Ce dernier compare les cercles de bras des plongeurs à un lancer fait par un joueur de baseball. Cependant, les bras des plongeurs étant souvent bien droits, ce sont les épaules qui gèrent toute cette force créée par plusieurs rotations consécutives. « On parle d’une grande accélération vers l’arrière, suivie d’une brusque décélération et d’une autre accélération. C’est ce geste d’une très grande vélocité qui a causé le plus de problèmes », précise M. Rondeau.
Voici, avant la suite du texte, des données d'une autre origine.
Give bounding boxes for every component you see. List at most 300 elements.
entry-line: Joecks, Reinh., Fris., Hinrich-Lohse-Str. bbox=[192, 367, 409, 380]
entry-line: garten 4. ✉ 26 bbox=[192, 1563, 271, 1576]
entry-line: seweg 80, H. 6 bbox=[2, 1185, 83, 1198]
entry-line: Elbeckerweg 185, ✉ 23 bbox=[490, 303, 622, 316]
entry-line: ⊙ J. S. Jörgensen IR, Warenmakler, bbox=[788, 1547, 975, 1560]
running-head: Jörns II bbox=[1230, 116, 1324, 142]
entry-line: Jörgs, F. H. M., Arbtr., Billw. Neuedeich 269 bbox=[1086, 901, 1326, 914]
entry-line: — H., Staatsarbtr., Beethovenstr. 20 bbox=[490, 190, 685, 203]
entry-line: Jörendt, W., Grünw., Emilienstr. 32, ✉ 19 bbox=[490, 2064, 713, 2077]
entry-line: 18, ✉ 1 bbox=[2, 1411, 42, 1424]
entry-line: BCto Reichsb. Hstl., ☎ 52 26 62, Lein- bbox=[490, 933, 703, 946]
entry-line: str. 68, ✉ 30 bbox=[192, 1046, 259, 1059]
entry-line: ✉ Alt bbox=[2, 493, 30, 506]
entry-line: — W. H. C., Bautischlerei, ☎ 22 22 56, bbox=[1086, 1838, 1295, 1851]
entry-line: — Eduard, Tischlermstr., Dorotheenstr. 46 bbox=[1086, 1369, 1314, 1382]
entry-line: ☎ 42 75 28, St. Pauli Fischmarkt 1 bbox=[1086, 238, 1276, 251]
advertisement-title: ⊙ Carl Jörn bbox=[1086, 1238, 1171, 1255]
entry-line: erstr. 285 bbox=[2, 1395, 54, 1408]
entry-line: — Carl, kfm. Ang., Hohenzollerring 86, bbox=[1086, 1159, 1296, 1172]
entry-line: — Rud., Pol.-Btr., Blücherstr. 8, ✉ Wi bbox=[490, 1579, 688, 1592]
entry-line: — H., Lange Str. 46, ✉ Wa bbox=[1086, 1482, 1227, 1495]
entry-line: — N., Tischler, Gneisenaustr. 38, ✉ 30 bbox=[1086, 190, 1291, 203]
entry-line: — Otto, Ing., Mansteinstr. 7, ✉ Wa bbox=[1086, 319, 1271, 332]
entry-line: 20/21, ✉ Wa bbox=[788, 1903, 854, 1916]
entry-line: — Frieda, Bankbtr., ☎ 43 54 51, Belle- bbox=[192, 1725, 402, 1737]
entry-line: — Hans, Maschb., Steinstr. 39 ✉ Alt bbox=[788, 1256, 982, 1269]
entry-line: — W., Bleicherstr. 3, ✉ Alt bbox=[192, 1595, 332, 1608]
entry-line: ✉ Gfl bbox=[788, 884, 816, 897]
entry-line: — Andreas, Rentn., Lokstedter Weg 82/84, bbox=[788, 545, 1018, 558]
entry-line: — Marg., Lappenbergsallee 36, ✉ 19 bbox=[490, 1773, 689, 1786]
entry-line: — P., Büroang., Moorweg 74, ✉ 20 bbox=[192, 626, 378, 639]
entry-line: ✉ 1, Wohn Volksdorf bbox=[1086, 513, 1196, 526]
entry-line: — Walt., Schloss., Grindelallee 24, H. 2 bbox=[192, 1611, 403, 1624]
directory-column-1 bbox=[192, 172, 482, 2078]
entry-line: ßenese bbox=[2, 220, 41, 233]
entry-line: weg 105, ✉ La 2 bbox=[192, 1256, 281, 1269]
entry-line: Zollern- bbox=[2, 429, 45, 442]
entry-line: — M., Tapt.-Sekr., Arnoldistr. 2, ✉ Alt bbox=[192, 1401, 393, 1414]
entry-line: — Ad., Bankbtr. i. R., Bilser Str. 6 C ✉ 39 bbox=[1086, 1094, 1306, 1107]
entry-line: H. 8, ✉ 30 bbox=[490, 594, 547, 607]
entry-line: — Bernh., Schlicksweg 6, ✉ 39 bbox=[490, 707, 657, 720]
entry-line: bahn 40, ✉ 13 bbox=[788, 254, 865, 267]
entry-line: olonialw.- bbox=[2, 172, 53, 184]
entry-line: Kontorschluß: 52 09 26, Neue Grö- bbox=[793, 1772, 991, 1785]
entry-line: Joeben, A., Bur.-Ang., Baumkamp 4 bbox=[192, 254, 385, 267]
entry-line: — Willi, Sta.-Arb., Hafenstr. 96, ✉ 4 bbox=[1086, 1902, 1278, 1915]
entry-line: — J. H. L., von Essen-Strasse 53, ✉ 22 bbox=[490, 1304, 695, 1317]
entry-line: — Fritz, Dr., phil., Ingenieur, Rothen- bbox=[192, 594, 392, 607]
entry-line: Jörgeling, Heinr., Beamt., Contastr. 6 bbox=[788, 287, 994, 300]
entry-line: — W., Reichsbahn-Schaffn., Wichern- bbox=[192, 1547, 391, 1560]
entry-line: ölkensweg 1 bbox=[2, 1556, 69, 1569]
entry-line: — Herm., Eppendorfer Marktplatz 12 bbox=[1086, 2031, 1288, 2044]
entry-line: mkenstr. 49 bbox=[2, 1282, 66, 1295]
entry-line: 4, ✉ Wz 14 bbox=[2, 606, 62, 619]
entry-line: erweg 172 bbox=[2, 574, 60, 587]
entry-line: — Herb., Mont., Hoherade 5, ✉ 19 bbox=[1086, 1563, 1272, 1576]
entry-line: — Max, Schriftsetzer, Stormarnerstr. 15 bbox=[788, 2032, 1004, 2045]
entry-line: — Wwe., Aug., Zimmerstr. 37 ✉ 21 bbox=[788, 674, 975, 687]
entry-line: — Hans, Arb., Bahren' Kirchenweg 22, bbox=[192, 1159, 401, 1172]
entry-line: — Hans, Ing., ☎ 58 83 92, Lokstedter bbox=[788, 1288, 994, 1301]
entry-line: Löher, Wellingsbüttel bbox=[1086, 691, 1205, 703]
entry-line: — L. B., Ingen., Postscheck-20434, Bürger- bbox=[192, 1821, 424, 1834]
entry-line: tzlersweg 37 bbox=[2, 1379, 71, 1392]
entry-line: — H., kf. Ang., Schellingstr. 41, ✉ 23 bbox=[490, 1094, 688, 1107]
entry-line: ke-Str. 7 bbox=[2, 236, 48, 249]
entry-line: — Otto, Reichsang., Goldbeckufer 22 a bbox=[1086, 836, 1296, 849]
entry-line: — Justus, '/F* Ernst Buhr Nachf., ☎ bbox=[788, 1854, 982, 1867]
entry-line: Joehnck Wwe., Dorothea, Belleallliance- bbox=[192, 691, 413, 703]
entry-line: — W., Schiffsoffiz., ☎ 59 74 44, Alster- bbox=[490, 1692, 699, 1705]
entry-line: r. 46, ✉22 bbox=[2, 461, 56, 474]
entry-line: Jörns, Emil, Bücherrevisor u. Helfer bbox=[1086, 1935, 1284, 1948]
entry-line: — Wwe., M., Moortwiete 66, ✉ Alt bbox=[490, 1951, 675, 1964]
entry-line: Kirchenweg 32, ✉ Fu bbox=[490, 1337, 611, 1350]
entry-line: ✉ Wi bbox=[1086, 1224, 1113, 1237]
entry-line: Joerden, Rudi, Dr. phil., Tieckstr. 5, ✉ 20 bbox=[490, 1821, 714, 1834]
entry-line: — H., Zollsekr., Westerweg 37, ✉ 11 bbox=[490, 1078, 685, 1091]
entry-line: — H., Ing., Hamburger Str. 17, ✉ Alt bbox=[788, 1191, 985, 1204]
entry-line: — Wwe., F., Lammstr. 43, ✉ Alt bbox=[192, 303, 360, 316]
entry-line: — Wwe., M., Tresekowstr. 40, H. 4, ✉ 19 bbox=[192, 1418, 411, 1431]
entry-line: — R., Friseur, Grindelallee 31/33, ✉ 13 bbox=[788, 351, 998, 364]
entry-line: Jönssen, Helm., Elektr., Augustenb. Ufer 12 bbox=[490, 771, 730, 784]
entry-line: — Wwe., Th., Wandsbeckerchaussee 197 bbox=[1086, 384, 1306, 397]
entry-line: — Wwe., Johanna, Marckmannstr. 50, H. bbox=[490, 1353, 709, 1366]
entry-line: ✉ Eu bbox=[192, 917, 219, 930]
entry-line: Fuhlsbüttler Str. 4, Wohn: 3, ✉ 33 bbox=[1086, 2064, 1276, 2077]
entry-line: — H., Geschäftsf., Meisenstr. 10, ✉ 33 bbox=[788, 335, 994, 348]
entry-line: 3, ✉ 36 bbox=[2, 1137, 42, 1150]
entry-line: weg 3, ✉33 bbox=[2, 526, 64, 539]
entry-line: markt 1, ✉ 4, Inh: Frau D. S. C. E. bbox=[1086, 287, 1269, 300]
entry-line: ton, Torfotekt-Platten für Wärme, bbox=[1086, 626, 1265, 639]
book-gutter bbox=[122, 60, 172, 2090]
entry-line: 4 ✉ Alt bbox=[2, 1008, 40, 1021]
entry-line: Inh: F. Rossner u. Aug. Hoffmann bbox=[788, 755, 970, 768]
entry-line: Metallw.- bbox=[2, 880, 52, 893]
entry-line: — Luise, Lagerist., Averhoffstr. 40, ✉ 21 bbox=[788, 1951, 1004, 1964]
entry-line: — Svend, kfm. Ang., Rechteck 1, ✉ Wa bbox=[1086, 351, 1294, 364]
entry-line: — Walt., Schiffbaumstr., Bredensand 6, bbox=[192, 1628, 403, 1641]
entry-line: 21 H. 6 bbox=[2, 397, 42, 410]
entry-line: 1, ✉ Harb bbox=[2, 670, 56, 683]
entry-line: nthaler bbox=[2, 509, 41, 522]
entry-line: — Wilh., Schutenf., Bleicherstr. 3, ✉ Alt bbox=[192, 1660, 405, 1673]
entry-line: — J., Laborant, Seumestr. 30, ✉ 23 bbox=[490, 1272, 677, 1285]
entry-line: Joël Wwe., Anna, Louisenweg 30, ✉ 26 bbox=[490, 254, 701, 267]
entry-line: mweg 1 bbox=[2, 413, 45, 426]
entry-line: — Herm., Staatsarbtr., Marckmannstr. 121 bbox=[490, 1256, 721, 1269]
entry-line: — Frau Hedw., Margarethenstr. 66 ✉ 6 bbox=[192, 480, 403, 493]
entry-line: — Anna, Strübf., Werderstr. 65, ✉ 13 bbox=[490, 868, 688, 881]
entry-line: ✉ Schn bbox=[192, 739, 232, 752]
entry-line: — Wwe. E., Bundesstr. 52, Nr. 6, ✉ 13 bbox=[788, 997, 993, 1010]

Maintenant, les plongeurs doivent effectuer différents échauffements pour éviter que ça se reproduise et Jean-Sébastien Rondeau veille à ce que tout soit fait progressivement, aux côtés d’autres membres du personnel. Régulièrement sur le bord de la piscine, il communique avec les entraîneurs et effectue un suivi quotidien avec chaque athlète.

Début de saison canon

Le 29 février dernier, au Parc olympique de Montréal, Philippe Gagné est devenu le premier plongeur canadien à décrocher un titre individuel en Séries mondiales depuis 2010. Alexandre Despatie était le dernier porte-couleur de l’unifolié à monter sur la plus haute marche du podium dans ce circuit.

« La saison a bien commencé et j’avais un bon momentum. Je me suis longtemps demandé si l’année prochaine, je serais capable de replonger comme ça et de retrouver le même état d’esprit », admet celui qui s’est donné des objectifs en salle de musculation pour rester motivé.

Gagné ne s’attendait pas à voir la situation dégénérer de la sorte au début du mois de mars. Le report des Jeux, le confinement et l’annulation de plusieurs compétitions ont pesé lourd sur le moral du Québécois. D’autant plus qu’il comptait s’éloigner de sa discipline pour se concentrer davantage sur ses études en génie logiciel à la Polytechnique Montréal après les JO, projet qu’il a décidé de repousser d’une année.

« Ç’a été difficile que tout soit coupé sec comme ça. Maintenant, je veux refaire le même processus que l’an dernier et revenir en force. »

Cela implique de s’entraîner par pure passion du sport et de ne plus voir le plongeon comme un emploi. Une stratégie qui, selon Gagné, a fait ses preuves au cours du dernier cycle olympique. Il espère reprendre là où il a laissé en mars en prévision des Jeux de Tokyo. À Rio, en 2016, Philippe Gagné s’était classé 11e à l’épreuve individuelle du 3 m.

« On y va une journée à la fois, mais plusieurs avis diffèrent quant à la reprise des activités. Personne ne sait avec certitude ce qui va se passer, alors on s’entraîne pour arriver prêt lorsque les compétitions recommenceront », conclut-il.